The Associated Press reported earlier this year that the administration has handed out nearly one-quarter of its AIDS grants to religious groups, and has been aggressively pursuing new church partners that often emphasize prevention through abstinence and fidelity over condoms.
Dybul said Congress, which increased Bush's overall AIDS money requests, allocated 12 percent less than Bush asked for the 15 target countries. That extra money could have beefed up all prevention strategies instead of forcing teams on the ground to make tradeoffs, he said.
The report re-ignited debate over how best to fight HIV/AIDS. Rep. Barbara Lee (news, bio, voting record), D-Calif., said it "demonstrates the Bush administration's willingness to make AIDS prevention policy a political plaything in their ongoing effort to appease the radical right."
Rep. Chris Smith, R-N.J., defended the administration's approach, saying the report was "politically biased."
"One of the most underreported international stories is the President's Emergency Plan for AIDS Relief and the ABC approach are working," Smith said.
GAO report author David Gootnick said the nonpartisan agency used standards that were "methodologically rigorous, vetted extensively," including a standard set of questions and evaluations for U.S. field workers.

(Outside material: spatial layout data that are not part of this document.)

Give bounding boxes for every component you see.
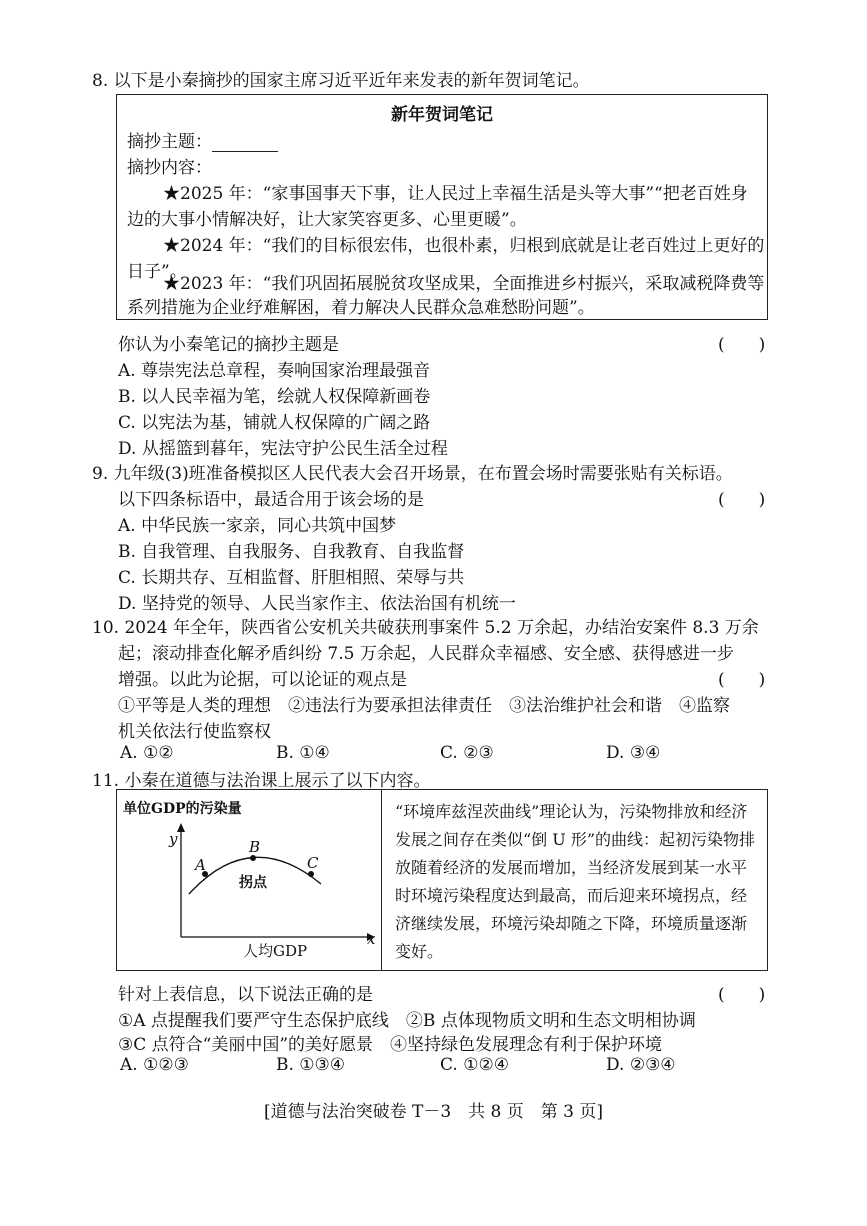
answer-paren: ( ) bbox=[718, 490, 766, 510]
topic-label: 摘抄主题： bbox=[127, 132, 212, 152]
y-axis-arrow bbox=[177, 823, 185, 832]
q10-line: 10. 2024 年全年，陕西省公安机关共破获刑事案件 5.2 万余起，办结治安案件 8.3 万余 bbox=[92, 618, 759, 638]
option-d: D. ③④ bbox=[606, 743, 661, 763]
note-line: ★2024 年：“我们的目标很宏伟，也很朴素，归根到底就是让老百姓过上更好的 bbox=[163, 236, 765, 256]
q11-statements: ①A 点提醒我们要严守生态保护底线 ②B 点体现物质文明和生态文明相协调 bbox=[118, 1011, 696, 1031]
topic-row bbox=[127, 127, 278, 152]
option-c: C. 长期共存、互相监督、肝胆相照、荣辱与共 bbox=[118, 568, 465, 588]
option-b: B. ①④ bbox=[276, 743, 330, 763]
note-line: 系列措施为企业纾难解困，着力解决人民群众急难愁盼问题”。 bbox=[127, 298, 595, 318]
turning-point-label: 拐点 bbox=[239, 875, 267, 891]
q11-stem: 11. 小秦在道德与法治课上展示了以下内容。 bbox=[92, 771, 431, 791]
q11-question: 针对上表信息，以下说法正确的是 bbox=[118, 985, 373, 1005]
answer-paren: ( ) bbox=[718, 985, 766, 1005]
answer-paren: ( ) bbox=[718, 335, 766, 355]
note-line: 日子”。 bbox=[127, 262, 187, 282]
option-b: B. ①③④ bbox=[276, 1055, 346, 1075]
note-line: ★2023 年：“我们巩固拓展脱贫攻坚成果，全面推进乡村振兴，采取减税降费等 bbox=[163, 274, 765, 294]
q9-stem-2: 以下四条标语中，最适合用于该会场的是 bbox=[118, 490, 424, 510]
q11-statements: ③C 点符合“美丽中国”的美好愿景 ④坚持绿色发展理念有利于保护环境 bbox=[118, 1035, 663, 1055]
x-axis-label: 人均GDP bbox=[243, 942, 308, 960]
x-axis-var: x bbox=[367, 930, 376, 948]
option-a: A. 尊崇宪法总章程，奏响国家治理最强音 bbox=[118, 361, 431, 381]
q8-question: 你认为小秦笔记的摘抄主题是 bbox=[118, 335, 339, 355]
column-divider bbox=[381, 790, 382, 970]
option-a: A. ①②③ bbox=[120, 1055, 189, 1075]
q8-stem: 8. 以下是小秦摘抄的国家主席习近平近年来发表的新年贺词笔记。 bbox=[92, 71, 590, 91]
option-a: A. 中华民族一家亲，同心共筑中国梦 bbox=[118, 516, 397, 536]
q10-statements: ①平等是人类的理想 ②违法行为要承担法律责任 ③法治维护社会和谐 ④监察 bbox=[118, 696, 730, 716]
q10-line: 增强。以此为论据，可以论证的观点是 bbox=[118, 670, 407, 690]
option-c: C. 以宪法为基，铺就人权保障的广阔之路 bbox=[118, 413, 431, 433]
option-c: C. ②③ bbox=[440, 743, 494, 763]
answer-paren: ( ) bbox=[718, 670, 766, 690]
q10-line: 起；滚动排查化解矛盾纠纷 7.5 万余起，人民群众幸福感、安全感、获得感进一步 bbox=[118, 644, 734, 664]
y-axis-label: y bbox=[169, 830, 178, 848]
chart-title: 单位GDP的污染量 bbox=[123, 801, 242, 817]
figure-box bbox=[116, 789, 768, 971]
point-b-label: B bbox=[249, 838, 261, 856]
option-b: B. 以人民幸福为笔，绘就人权保障新画卷 bbox=[118, 387, 431, 407]
q10-statements: 机关依法行使监察权 bbox=[118, 722, 271, 742]
content-label: 摘抄内容： bbox=[127, 158, 212, 178]
option-a: A. ①② bbox=[120, 743, 174, 763]
topic-blank bbox=[212, 133, 278, 152]
option-b: B. 自我管理、自我服务、自我教育、自我监督 bbox=[118, 542, 465, 562]
q9-stem: 9. 九年级(3)班准备模拟区人民代表大会召开场景，在布置会场时需要张贴有关标语。 bbox=[92, 464, 733, 484]
note-line: ★2025 年：“家事国事天下事，让人民过上幸福生活是头等大事”“把老百姓身 bbox=[163, 184, 748, 204]
note-box bbox=[116, 94, 768, 320]
option-d: D. ②③④ bbox=[606, 1055, 676, 1075]
page-footer: [道德与法治突破卷 T－3 共 8 页 第 3 页] bbox=[263, 1102, 604, 1122]
point-c-label: C bbox=[307, 854, 319, 872]
option-d: D. 从摇篮到暮年，宪法守护公民生活全过程 bbox=[118, 439, 448, 459]
point-a-label: A bbox=[195, 856, 206, 874]
note-line: 边的大事小情解决好，让大家笑容更多、心里更暖”。 bbox=[127, 210, 527, 230]
option-d: D. 坚持党的领导、人民当家作主、依法治国有机统一 bbox=[118, 594, 516, 614]
option-c: C. ①②④ bbox=[440, 1055, 509, 1075]
theory-text: “环境库兹涅茨曲线”理论认为，污染物排放和经济发展之间存在类似“倒 U 形”的曲线：起初污染物排放随着经济的发展而增加，当经济发展到某一水平时环境污染程度达到最高，而后迎来环境拐点，经济继续发展，环境污染却随之下降，环境质量逐渐变好。 bbox=[395, 802, 756, 961]
note-title: 新年贺词笔记 bbox=[391, 105, 493, 125]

The GAO surveyed the 15 target countries, plus five others that receive more than $10 million in U.S. help to fight the epidemic.
U.S. teams in 17 countries told the GAO that meeting the spending requirements for abstinence and fidelity "challenges their ability to develop interventions that are responsive to local epidemiology and social norms."
While Bush's AIDS program also includes unprecedented spending for treatment and care, the GAO report focused on prevention.
The administration follows a congressional recommendation that 20 percent of the overall AIDS money be reserved for preventing HIV/AIDS, and mandates a third of prevention money emphasize abstinence until marriage and faithfulness to one partner. The rest goes to condoms and efforts to reduce mother-to-child transmission and intravenous transmission.
The Bush administration refined the mandate to require that half of all prevention money be reserved for programs against sexual transmission of HIV, with two-thirds of that amount for abstinence and fidelity.
Rep. Henry Waxman (news, bio, voting record), D-Calif., in a letter Tuesday to Secretary of State Condoleezza Rice, said those abstinence messages don't always work in countries with high rates of sexual transmission.
"The effect may well be to misallocate funds in countries with fast-growing HIV epidemics driven primarily by intravenous drug use or commercial sex, such as Russia and India," Waxman said.